A group of anti-vaxxers is asking the media to stop referring to them as anti-vaxxers (even though that's literally what they are), and people have been less than enthusiastic in accepting their suggested replacement.
This week, the anti-vaxxer group Crazymothers (no, we're not even remotely kidding) posted the request to their Twitter and Instagram pages.
"Dear Media," the open letter read. "Please retire the use of the term 'Anti-vaxxer.' It is derogatory, inflammatory, and marginalizes both women and their experiences. It is dismissively simplistic, highly offensive and largely false. We politely request that you refer to us as the Vaccine Risk Aware."
People responding to the group were quick to point out that if they were really aware of the risk of any adverse effects of vaccines, which are mainly minor, extremely rare and do not include autism (despite what you may read on that bastion of scientific information [squints] crazymothers.info). Especially when you weigh it up against the risks associated with not getting your child vaccinated, which include your child getting a potentially deadly disease and risking the health of others around them.

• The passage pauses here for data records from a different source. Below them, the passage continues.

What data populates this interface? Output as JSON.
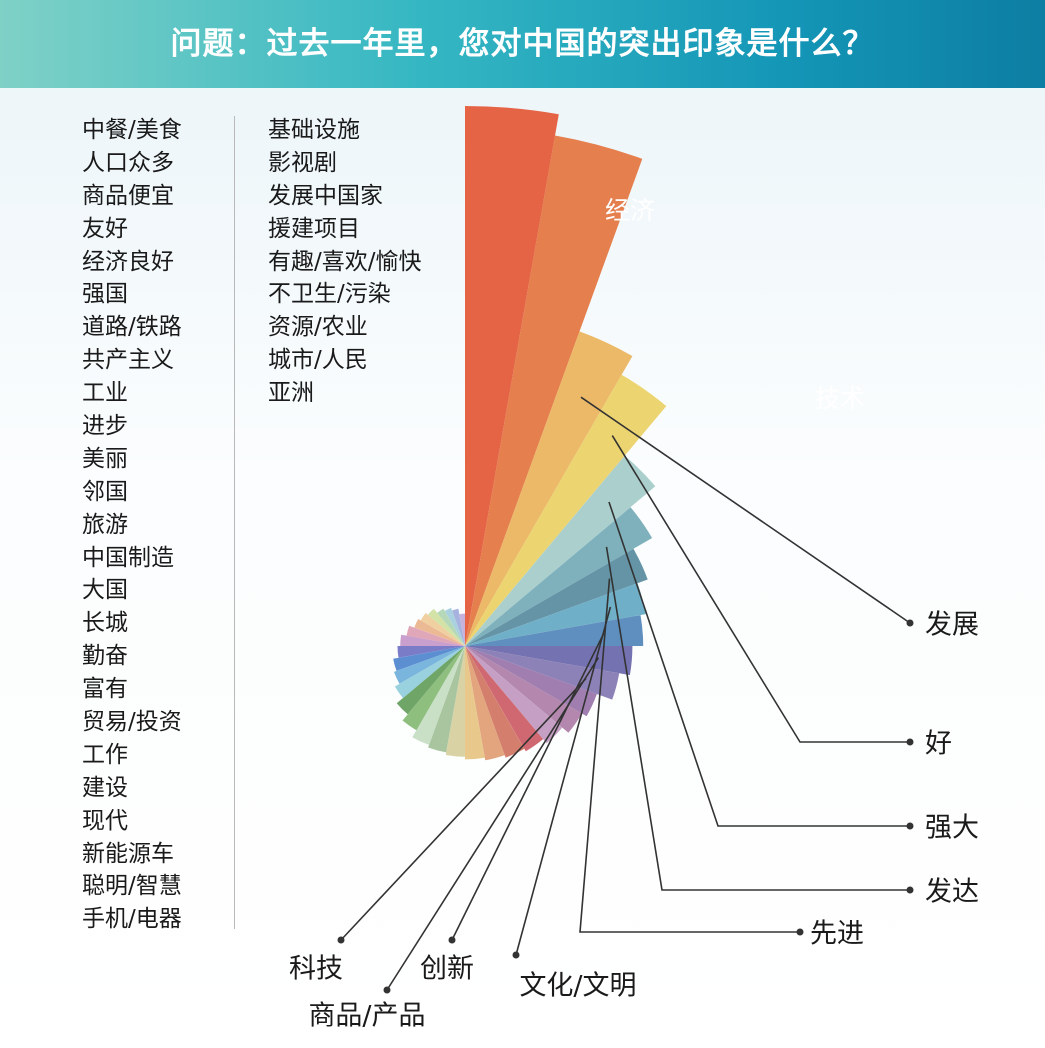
{
  "header": {
    "title": "问题：过去一年里，您对中国的突出印象是什么？",
    "colors": [
      "#7fd1c6",
      "#1496b7"
    ]
  },
  "legend_left": [
    "中餐/美食",
    "人口众多",
    "商品便宜",
    "友好",
    "经济良好",
    "强国",
    "道路/铁路",
    "共产主义",
    "工业",
    "进步",
    "美丽",
    "邻国",
    "旅游",
    "中国制造",
    "大国",
    "长城",
    "勤奋",
    "富有",
    "贸易/投资",
    "工作",
    "建设",
    "现代",
    "新能源车",
    "聪明/智慧",
    "手机/电器"
  ],
  "legend_right": [
    "基础设施",
    "影视剧",
    "发展中国家",
    "援建项目",
    "有趣/喜欢/愉快",
    "不卫生/污染",
    "资源/农业",
    "城市/人民",
    "亚洲"
  ],
  "chart_data": {
    "type": "pie",
    "subtype": "polar-area",
    "unit": "relative",
    "series": [
      {
        "label": "经济",
        "value": 100,
        "color": "#e56446"
      },
      {
        "label": "技术",
        "value": 96,
        "color": "#e57f4e"
      },
      {
        "label": "发展",
        "value": 62,
        "color": "#ebb968"
      },
      {
        "label": "好",
        "value": 58,
        "color": "#ecd471"
      },
      {
        "label": "强大",
        "value": 46,
        "color": "#aacfcd"
      },
      {
        "label": "发达",
        "value": 40,
        "color": "#7fb1bd"
      },
      {
        "label": "先进",
        "value": 36,
        "color": "#6594a6"
      },
      {
        "label": "文化/文明",
        "value": 34,
        "color": "#6fb0c8"
      },
      {
        "label": "创新",
        "value": 33,
        "color": "#5f8fbe"
      },
      {
        "label": "商品/产品",
        "value": 31,
        "color": "#7472b0"
      },
      {
        "label": "科技",
        "value": 29,
        "color": "#8c82b8"
      },
      {
        "label": "手机/电器",
        "value": 26,
        "color": "#a07fb0"
      },
      {
        "label": "聪明/智慧",
        "value": 25,
        "color": "#b488ae"
      },
      {
        "label": "新能源车",
        "value": 23.5,
        "color": "#c5a0c4"
      },
      {
        "label": "现代",
        "value": 22.5,
        "color": "#cf6870"
      },
      {
        "label": "建设",
        "value": 22,
        "color": "#d47f6e"
      },
      {
        "label": "工作",
        "value": 21.5,
        "color": "#e2a57e"
      },
      {
        "label": "贸易/投资",
        "value": 21,
        "color": "#e9c88b"
      },
      {
        "label": "富有",
        "value": 20.5,
        "color": "#d8d2a4"
      },
      {
        "label": "勤奋",
        "value": 20,
        "color": "#a9c59f"
      },
      {
        "label": "长城",
        "value": 19.5,
        "color": "#c9dfc6"
      },
      {
        "label": "大国",
        "value": 18,
        "color": "#8fbf7e"
      },
      {
        "label": "中国制造",
        "value": 16.5,
        "color": "#70a568"
      },
      {
        "label": "旅游",
        "value": 15,
        "color": "#9ad1de"
      },
      {
        "label": "邻国",
        "value": 14,
        "color": "#79b5dc"
      },
      {
        "label": "美丽",
        "value": 13.5,
        "color": "#5c8ed2"
      },
      {
        "label": "进步",
        "value": 12.5,
        "color": "#7a7cc8"
      },
      {
        "label": "工业",
        "value": 12,
        "color": "#c99fcd"
      },
      {
        "label": "共产主义",
        "value": 11,
        "color": "#e0a7b9"
      },
      {
        "label": "道路/铁路",
        "value": 10,
        "color": "#ecb995"
      },
      {
        "label": "强国",
        "value": 9.5,
        "color": "#f0d0a0"
      },
      {
        "label": "经济良好",
        "value": 9,
        "color": "#d3e3a8"
      },
      {
        "label": "友好",
        "value": 8,
        "color": "#b5d8b8"
      },
      {
        "label": "商品便宜",
        "value": 7.5,
        "color": "#a9d1e0"
      },
      {
        "label": "人口众多",
        "value": 7,
        "color": "#a7b3de"
      },
      {
        "label": "中餐/美食",
        "value": 6,
        "color": "#c7b2dc"
      }
    ],
    "annotated": [
      "发展",
      "好",
      "强大",
      "发达",
      "先进",
      "文化/文明",
      "创新",
      "商品/产品",
      "科技"
    ],
    "inner_labels": [
      "经济",
      "技术"
    ]
  }
}
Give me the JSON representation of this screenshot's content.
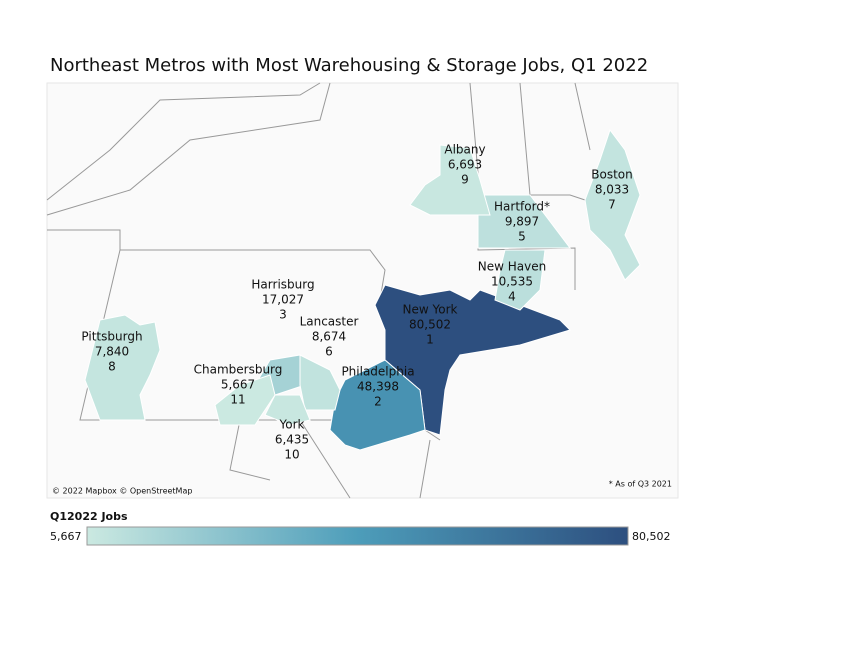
{
  "title": "Northeast Metros with Most Warehousing & Storage Jobs, Q1 2022",
  "regions": [
    {
      "name": "New York",
      "value": 80502,
      "value_label": "80,502",
      "rank": 1
    },
    {
      "name": "Philadelphia",
      "value": 48398,
      "value_label": "48,398",
      "rank": 2
    },
    {
      "name": "Harrisburg",
      "value": 17027,
      "value_label": "17,027",
      "rank": 3
    },
    {
      "name": "New Haven",
      "value": 10535,
      "value_label": "10,535",
      "rank": 4
    },
    {
      "name": "Hartford*",
      "value": 9897,
      "value_label": "9,897",
      "rank": 5
    },
    {
      "name": "Lancaster",
      "value": 8674,
      "value_label": "8,674",
      "rank": 6
    },
    {
      "name": "Boston",
      "value": 8033,
      "value_label": "8,033",
      "rank": 7
    },
    {
      "name": "Pittsburgh",
      "value": 7840,
      "value_label": "7,840",
      "rank": 8
    },
    {
      "name": "Albany",
      "value": 6693,
      "value_label": "6,693",
      "rank": 9
    },
    {
      "name": "York",
      "value": 6435,
      "value_label": "6,435",
      "rank": 10
    },
    {
      "name": "Chambersburg",
      "value": 5667,
      "value_label": "5,667",
      "rank": 11
    }
  ],
  "attribution": "© 2022 Mapbox © OpenStreetMap",
  "footnote": "* As of Q3 2021",
  "legend": {
    "title": "Q12022 Jobs",
    "min": 5667,
    "min_label": "5,667",
    "max": 80502,
    "max_label": "80,502",
    "colors": [
      "#cbe9e1",
      "#4d9dba",
      "#2d4f7f"
    ]
  }
}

An outbreak of measles in the Democratic Republic of Congo, for instance, has seen 233,337 cases of measles and 4,723 deaths over the past year, with children under the age of five accounting for almost 90 percent of those deaths.
So when Crazymothers asked people to call them "risk aware", people had quite a few suggestions of their own.
As well as this and the standard variation of the "OK boomer" response...
... people tried giving them the facts as well (though sometimes admittedly quite aggressively).
As you'd expect, this hasn't worked. In a follow-up post, the anti-vaxx group dismissed HuffPost coverage of their request as: "Oh snap, I hit a nerve".
In fact, research has shown that giving facts about the safety of vaccines to anti-vaxxers is (genuinely) as effective in changing their minds as giving them an unrelated statement about bird feeding (used as the control), Science Alert reports.
However, if you still insist on changing minds to save lives, the same 2017 study showed that there is a more effective way, which is to show them photographs of the effects of vaccine-preventable diseases, and a personal account from a mother whose child almost died from measles. Anti-vaxxers showed this was more likely to make think about vaccines in a more positive light afterwards. Another study published earlier this year showed that people who are hesitant about vaccines were more likely to be convinced of their benefits after meeting someone who has suffered from a vaccine-preventable disease.